O dia de hoje marca os 120 anos do nascimento do escritor e aviador francês Antoine de Saint-Exupéry (1900 - 1944), o aristocrático (era filho de um conde) autor de O Pequeno Príncipe. O que talvez alguns por aí não saibam é que, quando ainda não era um escritor mundialmente famoso - iniciava a carreira nesse período -, ele esteve por Porto Alegre a serviço e deu umas bandas pela capital. É...

PIONEIROS DOS CÉUS
Pois então, entre os anos de 1929 e 1931 ele e outros jovens e desbravadores aviadores franceses, como Henry Guillaumet (1902 - 1940) e o galante Jean Mermoz (1901 - 1936), iniciavam as rotas postais aéreas entre Europa, África e América do Sul, passando por Brasil, Argentina e Chile. Isso no tempo do Ariri Pistola, no começo da aviação comercial, com lenço e documento, mas sem instrumentos de vôo sofisticados e com aviões rudimentares e instáveis. Eram muito corajosos e determinados esses rapazes! Fizeram muita grana e muita fama, vivendo intensamente e morrendo cedo e tragicamente.
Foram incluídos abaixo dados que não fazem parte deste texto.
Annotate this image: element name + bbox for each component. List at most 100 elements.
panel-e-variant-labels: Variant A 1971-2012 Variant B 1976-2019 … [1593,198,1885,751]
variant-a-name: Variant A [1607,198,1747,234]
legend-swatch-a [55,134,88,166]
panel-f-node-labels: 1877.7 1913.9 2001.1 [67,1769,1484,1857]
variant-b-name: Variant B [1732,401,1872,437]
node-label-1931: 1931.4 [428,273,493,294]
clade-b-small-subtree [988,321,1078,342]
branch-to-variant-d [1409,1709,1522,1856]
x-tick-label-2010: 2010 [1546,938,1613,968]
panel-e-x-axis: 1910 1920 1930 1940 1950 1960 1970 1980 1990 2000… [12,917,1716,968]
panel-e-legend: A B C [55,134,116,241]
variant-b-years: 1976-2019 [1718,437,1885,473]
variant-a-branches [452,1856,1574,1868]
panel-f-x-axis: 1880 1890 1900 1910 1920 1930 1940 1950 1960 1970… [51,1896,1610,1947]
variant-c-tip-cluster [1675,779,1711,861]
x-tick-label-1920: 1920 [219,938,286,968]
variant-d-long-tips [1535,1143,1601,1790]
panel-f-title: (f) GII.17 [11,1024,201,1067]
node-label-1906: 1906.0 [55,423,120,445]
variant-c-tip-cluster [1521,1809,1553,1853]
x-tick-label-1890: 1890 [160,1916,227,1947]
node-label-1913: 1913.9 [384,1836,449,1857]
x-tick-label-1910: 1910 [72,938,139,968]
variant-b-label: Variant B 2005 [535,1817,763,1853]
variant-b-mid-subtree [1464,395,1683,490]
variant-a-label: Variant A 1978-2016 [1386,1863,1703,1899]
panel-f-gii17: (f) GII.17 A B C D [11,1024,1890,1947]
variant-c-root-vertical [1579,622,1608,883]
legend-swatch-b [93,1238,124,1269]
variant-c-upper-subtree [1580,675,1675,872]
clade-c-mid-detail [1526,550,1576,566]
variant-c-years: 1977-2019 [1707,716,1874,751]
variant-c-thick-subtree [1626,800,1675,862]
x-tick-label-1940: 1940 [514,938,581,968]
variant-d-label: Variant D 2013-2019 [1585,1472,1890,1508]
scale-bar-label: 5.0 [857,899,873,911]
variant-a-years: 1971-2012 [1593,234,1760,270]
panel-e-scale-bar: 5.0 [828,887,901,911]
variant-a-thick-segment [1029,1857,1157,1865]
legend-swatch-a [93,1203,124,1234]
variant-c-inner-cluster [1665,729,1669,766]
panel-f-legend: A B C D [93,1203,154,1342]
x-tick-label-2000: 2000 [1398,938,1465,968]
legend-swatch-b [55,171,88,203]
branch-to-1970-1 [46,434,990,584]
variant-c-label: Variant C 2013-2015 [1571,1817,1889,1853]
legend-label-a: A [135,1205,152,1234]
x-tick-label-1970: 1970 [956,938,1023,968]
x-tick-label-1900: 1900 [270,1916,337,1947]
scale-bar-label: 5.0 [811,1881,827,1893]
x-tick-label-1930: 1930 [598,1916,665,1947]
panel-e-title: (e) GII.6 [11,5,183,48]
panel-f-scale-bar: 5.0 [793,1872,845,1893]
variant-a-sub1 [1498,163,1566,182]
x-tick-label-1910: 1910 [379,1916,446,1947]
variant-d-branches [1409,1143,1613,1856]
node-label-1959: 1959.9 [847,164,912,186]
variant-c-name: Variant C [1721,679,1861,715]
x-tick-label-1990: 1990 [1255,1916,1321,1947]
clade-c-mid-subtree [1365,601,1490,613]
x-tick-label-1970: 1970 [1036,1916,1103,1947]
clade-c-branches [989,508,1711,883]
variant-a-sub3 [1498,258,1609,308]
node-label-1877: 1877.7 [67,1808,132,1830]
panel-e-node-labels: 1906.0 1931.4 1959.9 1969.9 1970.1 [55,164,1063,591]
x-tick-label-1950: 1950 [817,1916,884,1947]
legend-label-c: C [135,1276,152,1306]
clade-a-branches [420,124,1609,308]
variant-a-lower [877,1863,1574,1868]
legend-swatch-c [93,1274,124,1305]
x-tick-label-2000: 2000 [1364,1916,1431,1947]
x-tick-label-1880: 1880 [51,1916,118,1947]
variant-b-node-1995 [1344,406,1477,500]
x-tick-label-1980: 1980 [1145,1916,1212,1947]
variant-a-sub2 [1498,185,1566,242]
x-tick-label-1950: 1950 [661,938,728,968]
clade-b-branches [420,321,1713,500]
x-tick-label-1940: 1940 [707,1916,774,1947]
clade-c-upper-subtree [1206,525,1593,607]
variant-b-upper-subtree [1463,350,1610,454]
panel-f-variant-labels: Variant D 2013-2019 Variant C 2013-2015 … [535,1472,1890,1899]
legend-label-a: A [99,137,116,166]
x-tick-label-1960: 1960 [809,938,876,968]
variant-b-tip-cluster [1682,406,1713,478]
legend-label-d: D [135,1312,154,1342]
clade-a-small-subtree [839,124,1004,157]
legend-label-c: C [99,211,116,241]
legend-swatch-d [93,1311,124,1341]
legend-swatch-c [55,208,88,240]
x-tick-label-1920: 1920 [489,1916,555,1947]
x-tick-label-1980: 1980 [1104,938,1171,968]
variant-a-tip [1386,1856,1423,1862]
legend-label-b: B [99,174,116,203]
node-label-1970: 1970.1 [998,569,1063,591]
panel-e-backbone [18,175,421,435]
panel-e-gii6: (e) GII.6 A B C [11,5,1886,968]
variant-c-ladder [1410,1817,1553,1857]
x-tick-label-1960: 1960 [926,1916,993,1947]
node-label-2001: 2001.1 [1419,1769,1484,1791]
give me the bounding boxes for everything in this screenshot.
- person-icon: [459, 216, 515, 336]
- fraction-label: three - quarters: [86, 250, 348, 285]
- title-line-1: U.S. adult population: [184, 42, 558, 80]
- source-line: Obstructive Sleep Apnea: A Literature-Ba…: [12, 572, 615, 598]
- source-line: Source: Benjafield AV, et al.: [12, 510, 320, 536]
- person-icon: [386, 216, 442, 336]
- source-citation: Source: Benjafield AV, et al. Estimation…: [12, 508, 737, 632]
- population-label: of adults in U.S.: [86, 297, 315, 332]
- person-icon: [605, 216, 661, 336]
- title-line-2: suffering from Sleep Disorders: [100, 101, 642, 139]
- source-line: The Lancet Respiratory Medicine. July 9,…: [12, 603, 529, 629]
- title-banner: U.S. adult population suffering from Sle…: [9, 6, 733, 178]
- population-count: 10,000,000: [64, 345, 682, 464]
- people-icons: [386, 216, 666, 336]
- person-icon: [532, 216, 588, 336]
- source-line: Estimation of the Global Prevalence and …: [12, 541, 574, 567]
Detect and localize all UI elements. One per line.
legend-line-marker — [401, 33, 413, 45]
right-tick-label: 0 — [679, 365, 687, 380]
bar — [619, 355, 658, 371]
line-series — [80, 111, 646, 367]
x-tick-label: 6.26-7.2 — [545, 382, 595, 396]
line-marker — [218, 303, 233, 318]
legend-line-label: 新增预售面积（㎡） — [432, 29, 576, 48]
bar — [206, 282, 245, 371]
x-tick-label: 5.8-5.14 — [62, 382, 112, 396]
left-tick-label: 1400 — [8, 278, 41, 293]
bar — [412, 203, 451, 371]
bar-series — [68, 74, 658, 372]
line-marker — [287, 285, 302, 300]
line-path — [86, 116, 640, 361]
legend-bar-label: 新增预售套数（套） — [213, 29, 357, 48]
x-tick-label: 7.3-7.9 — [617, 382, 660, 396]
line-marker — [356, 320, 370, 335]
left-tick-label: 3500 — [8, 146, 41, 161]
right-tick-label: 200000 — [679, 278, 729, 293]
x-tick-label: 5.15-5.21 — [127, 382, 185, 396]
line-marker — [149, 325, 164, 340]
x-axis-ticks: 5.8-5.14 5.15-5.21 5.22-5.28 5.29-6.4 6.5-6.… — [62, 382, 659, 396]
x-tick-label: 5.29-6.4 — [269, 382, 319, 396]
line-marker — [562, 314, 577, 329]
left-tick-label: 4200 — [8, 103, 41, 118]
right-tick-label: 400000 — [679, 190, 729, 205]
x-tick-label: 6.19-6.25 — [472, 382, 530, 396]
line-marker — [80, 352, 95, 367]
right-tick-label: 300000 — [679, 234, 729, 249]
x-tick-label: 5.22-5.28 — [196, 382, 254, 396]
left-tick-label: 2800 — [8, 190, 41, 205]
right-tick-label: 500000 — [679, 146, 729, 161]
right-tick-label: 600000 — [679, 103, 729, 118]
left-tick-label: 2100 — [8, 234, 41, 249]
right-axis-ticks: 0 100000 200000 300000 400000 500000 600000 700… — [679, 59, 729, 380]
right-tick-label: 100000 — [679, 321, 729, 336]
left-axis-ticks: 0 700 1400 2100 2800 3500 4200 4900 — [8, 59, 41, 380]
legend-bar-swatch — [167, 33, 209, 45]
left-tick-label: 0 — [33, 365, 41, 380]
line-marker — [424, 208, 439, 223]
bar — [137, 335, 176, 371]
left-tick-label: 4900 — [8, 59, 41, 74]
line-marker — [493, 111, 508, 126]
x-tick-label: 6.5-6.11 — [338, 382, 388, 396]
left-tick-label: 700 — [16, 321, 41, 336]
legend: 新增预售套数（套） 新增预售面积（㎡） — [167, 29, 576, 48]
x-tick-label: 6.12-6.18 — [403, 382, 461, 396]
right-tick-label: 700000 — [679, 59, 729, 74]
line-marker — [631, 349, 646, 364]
No Brasil a empresa onde trabalhavam, a Aéropostale, possuía 11 campos de pouso para escalas e pernoite: Pelotas, Porto Alegre, Florianópolis, Santos, Petrópolis, Rio de Janeiro, Vitória, Maceió, Recife, Natal e Fernando de Noronha, conforme a historiadora catarinense Mônica Cristina Corrêa. Assim, antes de ir para Buenos Aires, o último ponto de apoio era em Pelotas, mas ali não consta que Exupéry tenha ido à cidade. Já em Porto Alegre...

ZÉ PERRI EM PORTO ALEGRE
Buenas, foi Nilo Ruschel que, em seu livro Rua da Praia, nos contou das andanças dos pilotos franceses por aqui. Claro que eles eram personagens muito populares, por seus feitos profissionais então inéditos, última novidade tecnológica. Vestindo jaquetas de couro, só por eles usadas naqueles tempos, sentavam no Café Colombo, situado na esquina da Rua da Praia com a Ladeira, onde tomavam Hidrolitol, um tipo de refrigerente de antanho. Ruschel nos informa ainda mais: "Convidados pelo pioneiro da aviação rio-grandense, Pepe Daudt [Alfredo Corrêa Daudt], os dois ases franceses [Saint-Exupéry e Mermoz] encantaram-se com uma churrascaria, bem à gaúcha, na chácara de dona Lina Daudt, na Pedra Redonda. Jean Mermoz ia nadar, às vezes, com Carlos Maria Bins, nas águas do Gravataí. Oh, Saint-Ex (Saint-Exupéry) adorava o céu, e Mermoz, as mulheres de Porto Alegre! Mermoz, belo físico de homem, atlético, cabeça de artista, era o dono do céu, da terra e do mar." Até coloco a foto de Mermoz ao final do texto, para a mulherada conferir se era pra tudo isso sua fama de "pão francês". Ele é ícone na França e, no Brasil, nomeia escolas em São Paulo e Rio de Janeiro, condomínio no Rio Grande do Norte e rua em Recife, vi no pouco que pesquisei.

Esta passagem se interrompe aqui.